Kenosha, Wisconsin, is a small town used to big-time trouble. Just over the Illinois border, it was where Al Capone and his men would hide from Chicago police chases at a time when the police could not cross state lines.
Wisconsin itself has a history of racism dating back to its time as a territory; it is a state that once let non-citizen newcomers vote before it allowed black men near the ballot box. Last month, seven shots in the back of an unarmed black man brought world attention to Kenosha. Into this cloud of infamy, walked in the biggest of the big-gun civil rights lawyers of the day.

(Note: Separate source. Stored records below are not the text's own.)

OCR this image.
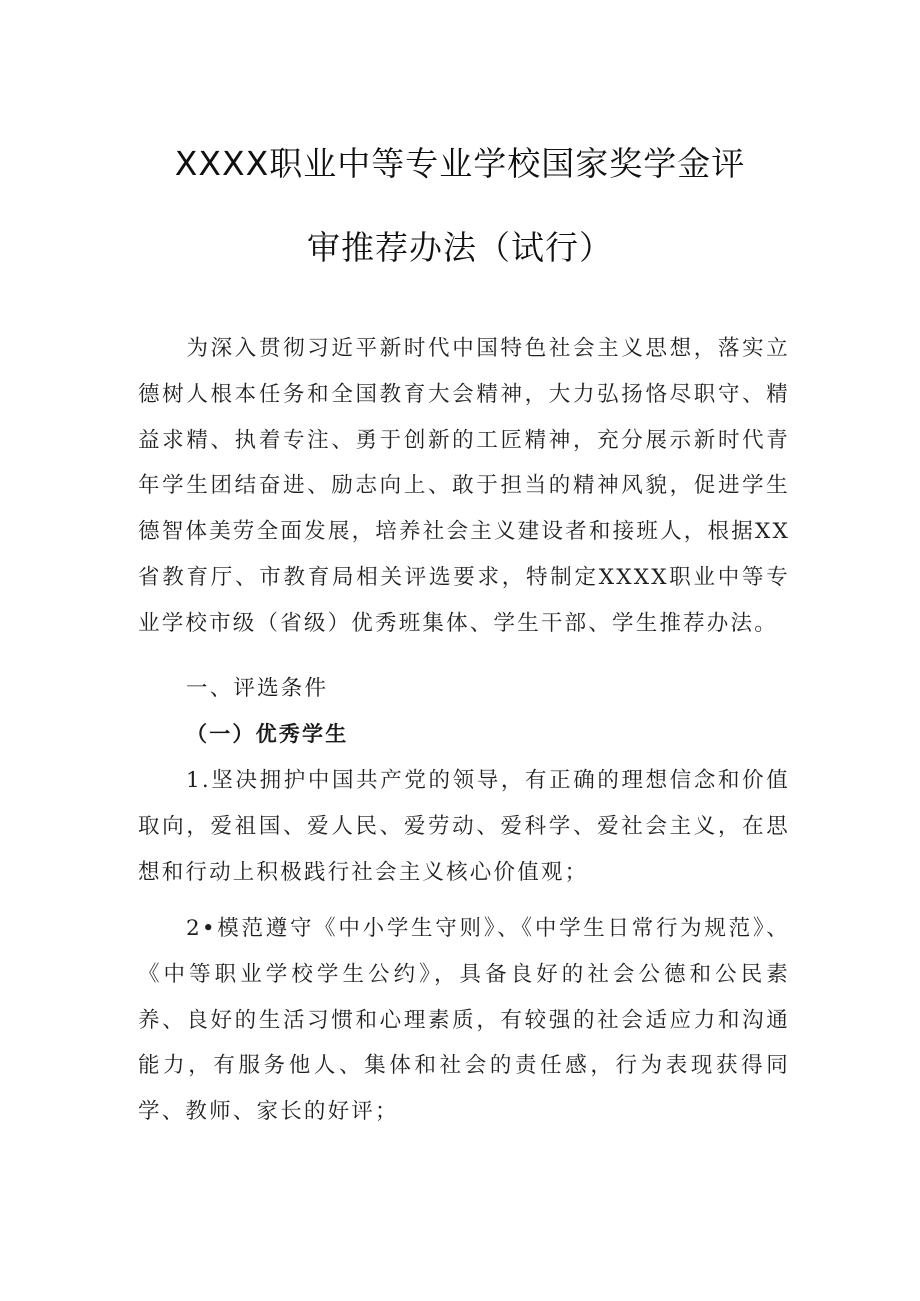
XXXX职业中等专业学校国家奖学金评
审推荐办法（试行）
为深入贯彻习近平新时代中国特色社会主义思想，落实立德树人根本任务和全国教育大会精神，大力弘扬恪尽职守、精益求精、执着专注、勇于创新的工匠精神，充分展示新时代青年学生团结奋进、励志向上、敢于担当的精神风貌，促进学生德智体美劳全面发展，培养社会主义建设者和接班人，根据XX省教育厅、市教育局相关评选要求，特制定XXXX职业中等专业学校市级（省级）优秀班集体、学生干部、学生推荐办法。
一、评选条件
（一）优秀学生
1.坚决拥护中国共产党的领导，有正确的理想信念和价值取向，爱祖国、爱人民、爱劳动、爱科学、爱社会主义，在思想和行动上积极践行社会主义核心价值观；
2•模范遵守《中小学生守则》、《中学生日常行为规范》、《中等职业学校学生公约》，具备良好的社会公德和公民素养、良好的生活习惯和心理素质，有较强的社会适应力和沟通能力，有服务他人、集体和社会的责任感，行为表现获得同学、教师、家长的好评；
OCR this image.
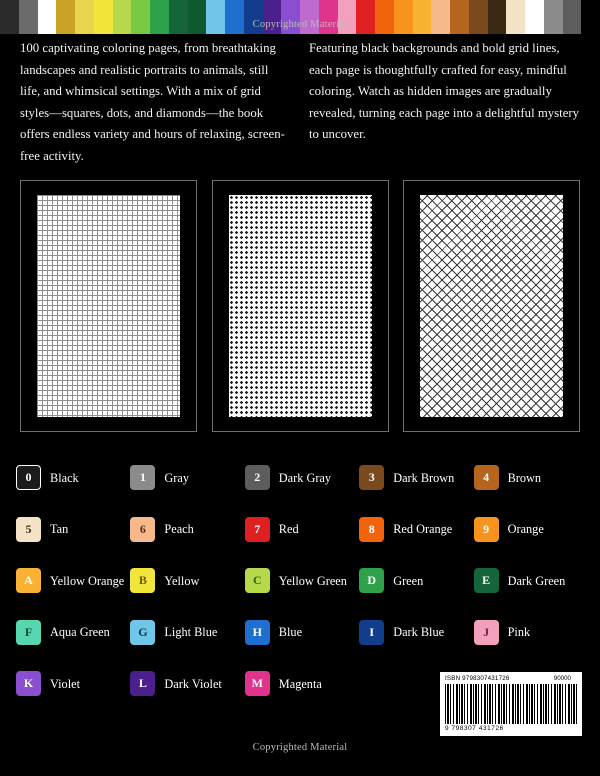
Copyrighted Material
Copyrighted Material

100 captivating coloring pages, from breathtaking landscapes and realistic portraits to animals, still life, and whimsical settings. With a mix of grid styles—squares, dots, and diamonds—the book offers endless variety and hours of relaxing, screen-free activity.

Featuring black backgrounds and bold grid lines, each page is thoughtfully crafted for easy, mindful coloring. Watch as hidden images are gradually revealed, turning each page into a delightful mystery to uncover.

0	Black	1	Gray	2	Dark Gray	3	Dark Brown	4	Brown
5	Tan	6	Peach	7	Red	8	Red Orange	9	Orange
A	Yellow Orange	B	Yellow	C	Yellow Green	D	Green	E	Dark Green
F	Aqua Green	G	Light Blue	H	Blue	I	Dark Blue	J	Pink
K	Violet	L	Dark Violet	M	Magenta	ISBN 9798307431726	90000
9 798307 431726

At 50, attorney Ben Crump is an imposing figure. Tall, and at once soft-spoken and forceful with his words, he projects kindness, compassion and a deep desire for justice. He is a handsome black man with a velvet quality; reassuringly flawless in his dress and perfect skin, he has perfected the art of putting legalistic language into words everyday folk can relate to. In doing so, he commands a presence that comforts and stabilises emotionally charged situations.
He is everything families dream of —a law graduate from Florida State University, a recipient of National Association for the Advancement of Colored People’s Thurgood Marshall Award, recipient of the Southern Christian Leadership Conference’s Martin Luther King Servant Leader Award, one of the National Trial Lawyers’ Top 100 Lawyers, and Ebony magazine’s Power 100 Most Influential African Americans.